Allan Henry Shafto Adair was born in London on 3 Nov 1897, the son of Sir Robert Shafto Adair, 5th Baronet, and Mary Bosanquet. He was educated at Harrow and joined the army in May 1916. He entered the 3rd Battalion Grenadier Guards when they were in France in December of that year. He won the MC in 1918 for leading his company to their destination in thick fog and under heavy fire and achieving his objective. He was awarded a second MC on 4 Nov 1918 for completing a dangerous manoeuvre with his company and being wounded in the leg. Between the wars he was second in command of the 3rd Battalion and appointed CO on 8 May 1940. He was with them in the BEF and at Dunkirk.

He next commanded the 6th Guards Armoured Brigade, and from 1942 to the end of the war he was GOC Guards Armoured Division, taking them to Normandy in June 1944. They liberated Brussels after a very fast advance from Douai and then took part in Operation Market Garden in Sep 1944. He was promoted to Major-General on 25 July 1946 and retired from active service on 11 Mar 1947. In retirement he was an officer in the Yeoman of the Guard and was a leading Freemason. He was married to Enid Violet Ida Ward on 28 Apr 1919 and they had two sons and 3 daughters.
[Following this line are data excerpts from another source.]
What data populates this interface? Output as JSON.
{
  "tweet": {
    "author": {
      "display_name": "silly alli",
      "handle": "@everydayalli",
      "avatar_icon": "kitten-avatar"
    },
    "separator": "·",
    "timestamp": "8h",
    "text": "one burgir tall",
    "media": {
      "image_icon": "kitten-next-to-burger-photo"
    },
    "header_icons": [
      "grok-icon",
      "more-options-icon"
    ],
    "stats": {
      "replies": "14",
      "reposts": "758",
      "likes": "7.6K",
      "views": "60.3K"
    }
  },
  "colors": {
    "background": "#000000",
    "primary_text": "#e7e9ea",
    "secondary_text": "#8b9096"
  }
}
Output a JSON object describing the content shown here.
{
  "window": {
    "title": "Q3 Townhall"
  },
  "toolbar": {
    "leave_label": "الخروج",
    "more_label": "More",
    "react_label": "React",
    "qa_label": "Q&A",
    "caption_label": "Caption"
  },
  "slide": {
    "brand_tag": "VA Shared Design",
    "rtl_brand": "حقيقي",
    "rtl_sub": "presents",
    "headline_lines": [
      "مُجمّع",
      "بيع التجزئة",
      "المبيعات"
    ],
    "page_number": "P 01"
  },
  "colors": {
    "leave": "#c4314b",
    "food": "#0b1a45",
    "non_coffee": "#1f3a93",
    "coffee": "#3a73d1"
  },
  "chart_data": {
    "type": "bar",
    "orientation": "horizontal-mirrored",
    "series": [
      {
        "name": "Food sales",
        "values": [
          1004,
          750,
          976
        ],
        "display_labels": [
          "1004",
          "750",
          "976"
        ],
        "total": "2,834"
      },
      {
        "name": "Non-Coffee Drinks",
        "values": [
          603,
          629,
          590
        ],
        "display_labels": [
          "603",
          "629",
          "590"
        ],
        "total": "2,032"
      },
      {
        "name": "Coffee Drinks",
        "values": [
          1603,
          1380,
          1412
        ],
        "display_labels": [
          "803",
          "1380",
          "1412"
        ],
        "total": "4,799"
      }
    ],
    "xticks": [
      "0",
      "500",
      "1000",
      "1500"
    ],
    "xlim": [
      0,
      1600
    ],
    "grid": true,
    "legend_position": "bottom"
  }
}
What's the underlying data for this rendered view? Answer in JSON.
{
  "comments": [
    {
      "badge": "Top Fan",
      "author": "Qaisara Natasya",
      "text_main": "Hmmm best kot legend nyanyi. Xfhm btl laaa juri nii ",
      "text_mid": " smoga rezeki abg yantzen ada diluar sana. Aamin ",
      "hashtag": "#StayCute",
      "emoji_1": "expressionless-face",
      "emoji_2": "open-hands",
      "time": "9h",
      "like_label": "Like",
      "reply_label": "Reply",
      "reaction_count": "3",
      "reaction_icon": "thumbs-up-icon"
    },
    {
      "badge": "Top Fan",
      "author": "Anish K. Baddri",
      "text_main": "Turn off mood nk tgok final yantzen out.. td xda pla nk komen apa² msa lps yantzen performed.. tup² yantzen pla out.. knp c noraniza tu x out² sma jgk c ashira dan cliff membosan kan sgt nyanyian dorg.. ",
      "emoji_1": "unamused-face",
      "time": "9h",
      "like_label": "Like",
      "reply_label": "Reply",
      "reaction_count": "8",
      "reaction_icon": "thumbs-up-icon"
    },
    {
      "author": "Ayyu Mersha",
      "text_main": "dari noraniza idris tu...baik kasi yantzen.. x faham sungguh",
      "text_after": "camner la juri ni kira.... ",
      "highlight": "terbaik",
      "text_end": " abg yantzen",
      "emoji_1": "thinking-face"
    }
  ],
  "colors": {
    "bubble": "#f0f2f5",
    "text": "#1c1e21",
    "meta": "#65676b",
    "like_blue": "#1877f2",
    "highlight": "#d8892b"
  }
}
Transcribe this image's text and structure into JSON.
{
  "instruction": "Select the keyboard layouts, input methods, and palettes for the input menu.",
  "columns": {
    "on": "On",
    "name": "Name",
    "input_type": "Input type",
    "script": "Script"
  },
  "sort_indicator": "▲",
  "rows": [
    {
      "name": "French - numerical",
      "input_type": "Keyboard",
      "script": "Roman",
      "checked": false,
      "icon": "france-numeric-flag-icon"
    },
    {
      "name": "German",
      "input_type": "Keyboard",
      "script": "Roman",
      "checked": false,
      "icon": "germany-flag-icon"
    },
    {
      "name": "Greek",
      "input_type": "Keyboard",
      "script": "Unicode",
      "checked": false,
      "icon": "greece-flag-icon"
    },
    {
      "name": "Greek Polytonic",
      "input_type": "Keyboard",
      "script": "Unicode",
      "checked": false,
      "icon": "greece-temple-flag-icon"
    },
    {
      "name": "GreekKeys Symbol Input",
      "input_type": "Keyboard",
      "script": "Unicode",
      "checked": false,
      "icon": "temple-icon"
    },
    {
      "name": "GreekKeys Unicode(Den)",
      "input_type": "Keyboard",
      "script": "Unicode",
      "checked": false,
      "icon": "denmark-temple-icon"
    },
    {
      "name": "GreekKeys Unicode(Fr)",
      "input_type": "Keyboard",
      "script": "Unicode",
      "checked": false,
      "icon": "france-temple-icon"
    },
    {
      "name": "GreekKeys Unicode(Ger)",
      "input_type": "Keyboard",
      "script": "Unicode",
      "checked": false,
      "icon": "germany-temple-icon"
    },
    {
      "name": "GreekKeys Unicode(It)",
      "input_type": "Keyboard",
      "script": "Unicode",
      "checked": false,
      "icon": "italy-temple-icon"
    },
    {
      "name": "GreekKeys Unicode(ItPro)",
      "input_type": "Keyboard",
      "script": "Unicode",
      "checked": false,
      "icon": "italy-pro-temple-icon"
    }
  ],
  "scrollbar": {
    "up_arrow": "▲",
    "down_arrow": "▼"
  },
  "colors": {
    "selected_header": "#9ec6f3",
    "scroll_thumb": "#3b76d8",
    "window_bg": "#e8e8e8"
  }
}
One son died in infancy, the other at the age of 23 as a captain in WW2. He inherited the title of 6th Baronet on 9 Oct 1949, and the family home, Flixton Hall in Suffolk which had to be sold in 1950 because it was 'an uncomfortable mausoleum'. They then lived at Raveningham in Norfolk. His title became extinct when he died on 4 Aug 1988 at the age of 90.